Michael's email reads.
“I'm writing in the hope that between us we can come up with a mutually acceptable solution to the problem of myself not being allowed as a "male" backstage at the end-of-year concert."
“I'm not sure if you're aware of our situation but it's just Charlie and I in our wonderful little family with Charlie having had no contact with her mother for over two years."
“While Charlie has constant hurdles and reminders of the fact that our family situation is different from that of her peers I try my hardest to minimise the potential harm it may do to her emotional wellbeing and self-esteem."
“So hopefully you can appreciate my concern that the potential of the blanket ban on fathers being allowed backstage may have on Charlie feeling somewhat different as she would be the only child without the opportunity to share their excitement and nervousness with a parent."
"Surely the use of some sort of modesty screens being available or even the other parents being made aware beforehand, because of the wonderful diversity of modern families it's not fair or possible to impose an unfair and arbitrary ban on families that don't fit the stereotypical definition of a family."
"I look forward to working with you to come up with a plan to make this another amazing opportunity for Charlie and the other students to shine.”.
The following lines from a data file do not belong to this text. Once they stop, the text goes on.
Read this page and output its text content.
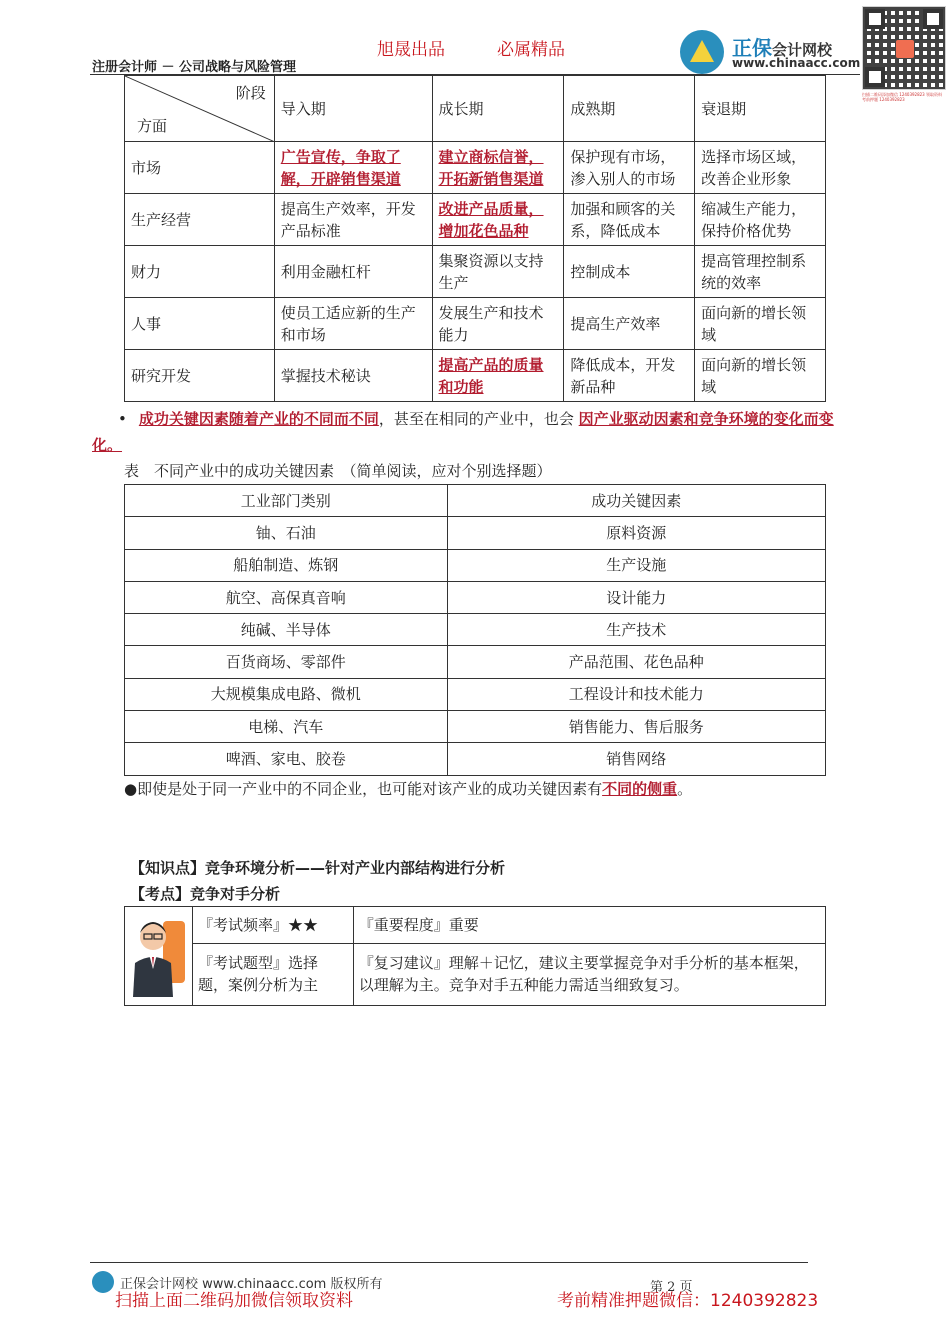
旭晟出品	必属精品
注册会计师 － 公司战略与风险管理
正保会计网校
www.chinaacc.com
扫描二维码添加微信 1240392823 领取资料 考前押题 1240392823
阶段
方面	导入期	成长期	成熟期	衰退期
市场	广告宣传，争取了解，开辟销售渠道	建立商标信誉，开拓新销售渠道	保护现有市场，渗入别人的市场	选择市场区域，改善企业形象
生产经营	提高生产效率，开发产品标准	改进产品质量，增加花色品种	加强和顾客的关系，降低成本	缩减生产能力，保持价格优势
财力	利用金融杠杆	集聚资源以支持生产	控制成本	提高管理控制系统的效率
人事	使员工适应新的生产和市场	发展生产和技术能力	提高生产效率	面向新的增长领域
研究开发	掌握技术秘诀	提高产品的质量和功能	降低成本，开发新品种	面向新的增长领域
• 成功关键因素随着产业的不同而不同，甚至在相同的产业中，也会 因产业驱动因素和竞争环境的变化而变化。
表　不同产业中的成功关键因素　（简单阅读，应对个别选择题）
工业部门类别	成功关键因素
铀、石油	原料资源
船舶制造、炼钢	生产设施
航空、高保真音响	设计能力
纯碱、半导体	生产技术
百货商场、零部件	产品范围、花色品种
大规模集成电路、微机	工程设计和技术能力
电梯、汽车	销售能力、售后服务
啤酒、家电、胶卷	销售网络
●即使是处于同一产业中的不同企业，也可能对该产业的成功关键因素有不同的侧重。
【知识点】竞争环境分析——针对产业内部结构进行分析
【考点】竞争对手分析
	『考试频率』★★	『重要程度』重要
	『考试题型』选择题，案例分析为主	『复习建议』理解＋记忆，建议主要掌握竞争对手分析的基本框架，以理解为主。竞争对手五种能力需适当细致复习。
正保会计网校 www.chinaacc.com 版权所有	第 2 页
扫描上面二维码加微信领取资料	考前精准押题微信：1240392823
The ban was lifted after a meeting with academy staff.
“It’s an arbitrary ban. The school was really good after the email was sent.
He was informed that the next year he won’t be allowed, because Charlie is older, but then all parents aren’t allowed backstage, which seems a bit fairer.
Michael said most women were supportive of him, but there was sometimes an unconscious bias towards him as a father.
“Women are mostly supportive, but some say patronising things, like how do you manage? It’s just the same as any single parent," he says.
“I always try to go to Mother’s Day things, I’ll go get my nails and makeup done so she doesn’t miss out. We practice hairstyles and learn different braids, it’s not that hard."
From that moment, he committed himself to challenging outdated stereotypes of fatherhood.
As a solo dad, he has fought to redefine what it means to be a man and a father, proving that men are just as capable of nurturing, caregiving, and raising the next generation.
His mission now is to push for true equality, where men are fully recognised as essential caregivers, leaders, and contributors to a balanced society.
Through public speaking, business, and advocacy, Michael continues to inspire other men to step into these roles and create a future where equality is genuinely shared.